AKP Genel Başkanı ve Cumhurbaşkanı Recep Tayyip Erdoğan’ın 10 Mart 2023’te aldığı erken seçim kararıyla birlikte 14 Mayıs 2023’te, Cumhurbaşkanı ve 28’inci Dönem Milletvekili seçimleri yapılacak. Bu süreçte tartışılan konulardan biri de seçim güvenliği. Demokrasi ve Atılım Partisi (DEVA) Sözcüsü ve Seçim İşleri Başkanı Avukat İdris Şahin hedeflerinin 190 bin sandıkta da müşahit görevlendirmek olduğunu belirterek, “Ama şu anki durumda ancak yarısını temin edebiliyoruz.
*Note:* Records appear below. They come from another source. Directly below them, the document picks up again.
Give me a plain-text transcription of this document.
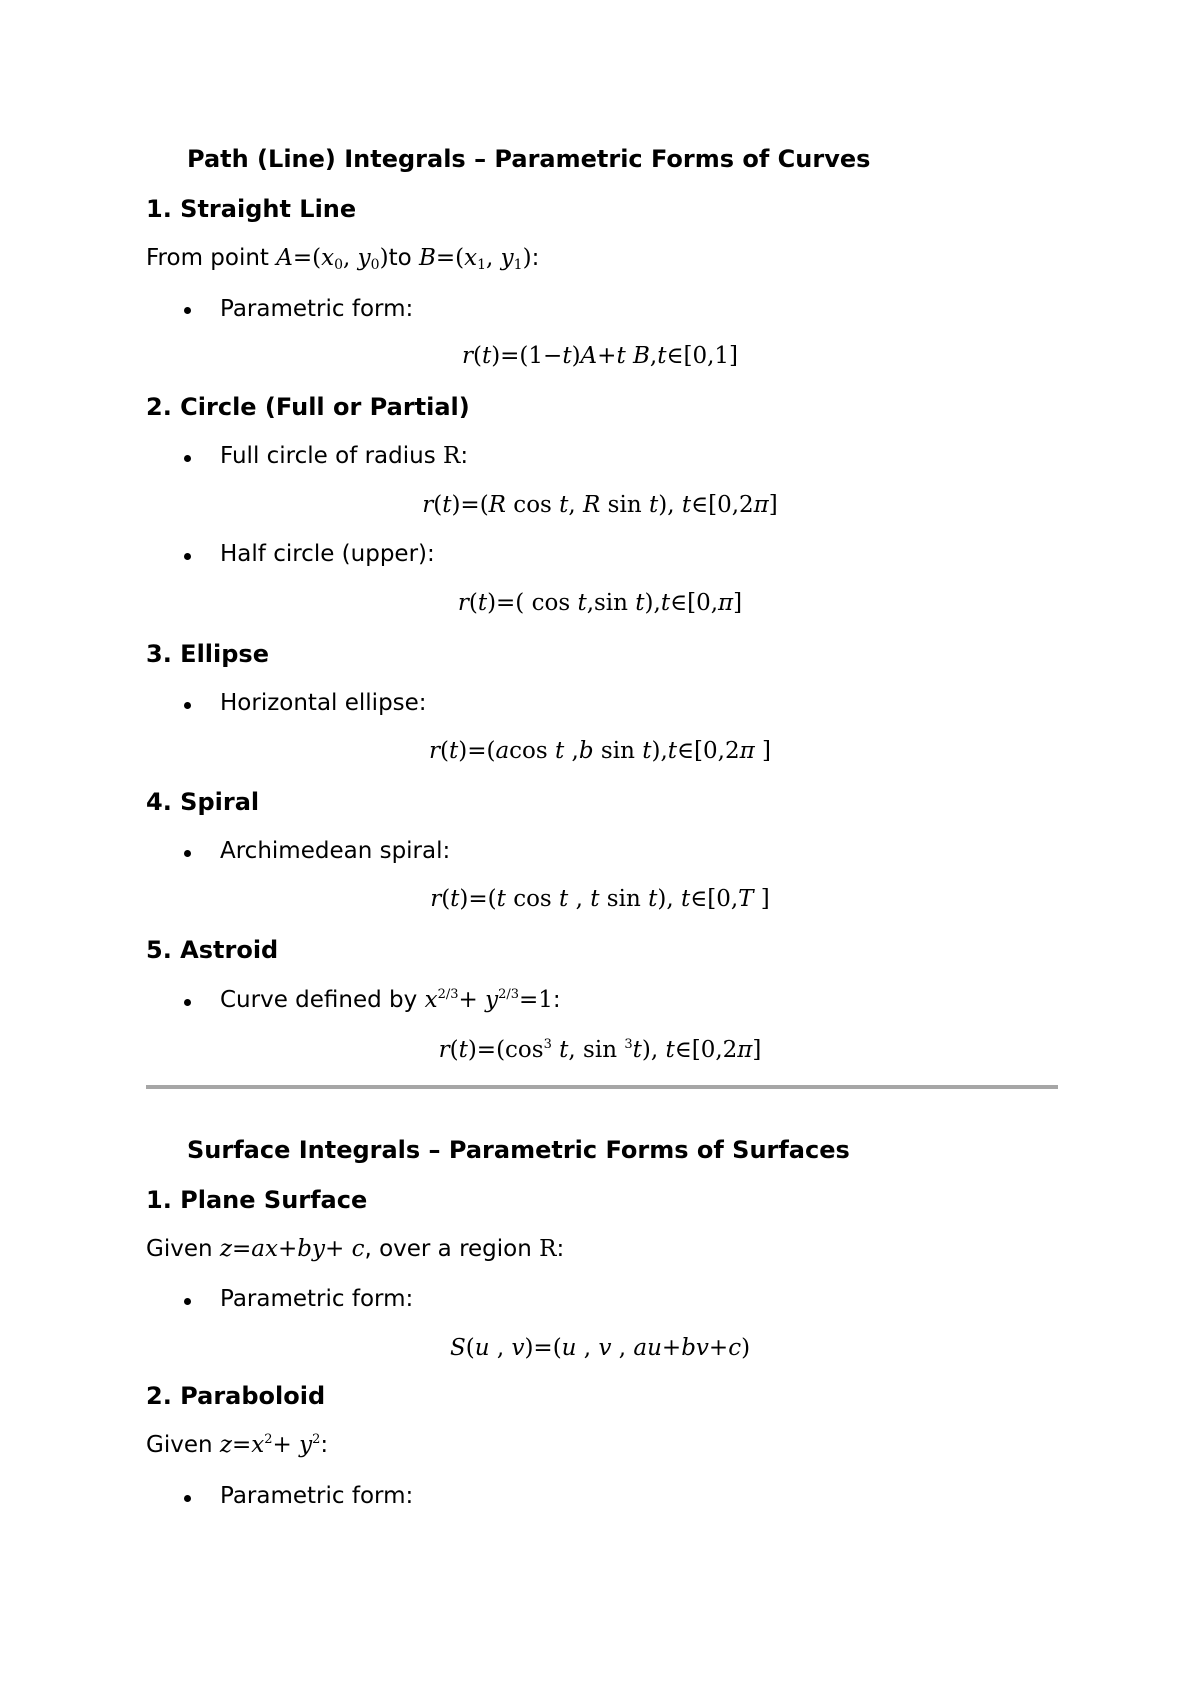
Path (Line) Integrals – Parametric Forms of Curves
1. Straight Line
From point $A=(x_0$, $y_0)to$ $B=(x_1$, $y_1$):
Parametric form:
r(t)=(1−t)A+t B,t∈[0,1]
2. Circle (Full or Partial)
Full circle of radius R:
r(t)=(R cos t, R sin t), t∈[0,2π]
Half circle (upper):
r(t)=( cos t,sin t),t∈[0,π]
3. Ellipse
Horizontal ellipse:
r(t)=(acos t ,b sin t),t∈[0,2π ]
4. Spiral
Archimedean spiral:
r(t)=(t cos t , t sin t), t∈[0,T ]
5. Astroid
Curve defined by $x^{2/3}+ y^{2/3}=1$:
$r(t)=(\cos^3$ t, sin $^3$t), t∈[0,2π]
Surface Integrals – Parametric Forms of Surfaces
1. Plane Surface
Given z=ax+by+ c, over a region R:
Parametric form:
S(u , v)=(u , v , au+bv+c)
2. Paraboloid
Given $z=x^2+ y^2$:
Parametric form:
Geri kalan sandıklar için de Oy ve Ötesi gibi sivil toplum oluşumları, barolar, ‘Saydık.Biz’de gönüllü çalışmak isteyenlerden destek alacağız” dedi.
Seçime Yeşil Sol Parti ile giren HDP’nin sandık kurullarında resmi görevli bulunduramayacağını da hatırlatan, “Sandık güvenliğini sağlamak için Doğu ve Güneydoğu Anadolu Bölgesi’nde de Emek ve Özgürlük İttifakı’nın birleşenleriyle, seçime giren diğer partilerle, herkesle işbirliği yapmak durumundayız” ifadelerini kullandı.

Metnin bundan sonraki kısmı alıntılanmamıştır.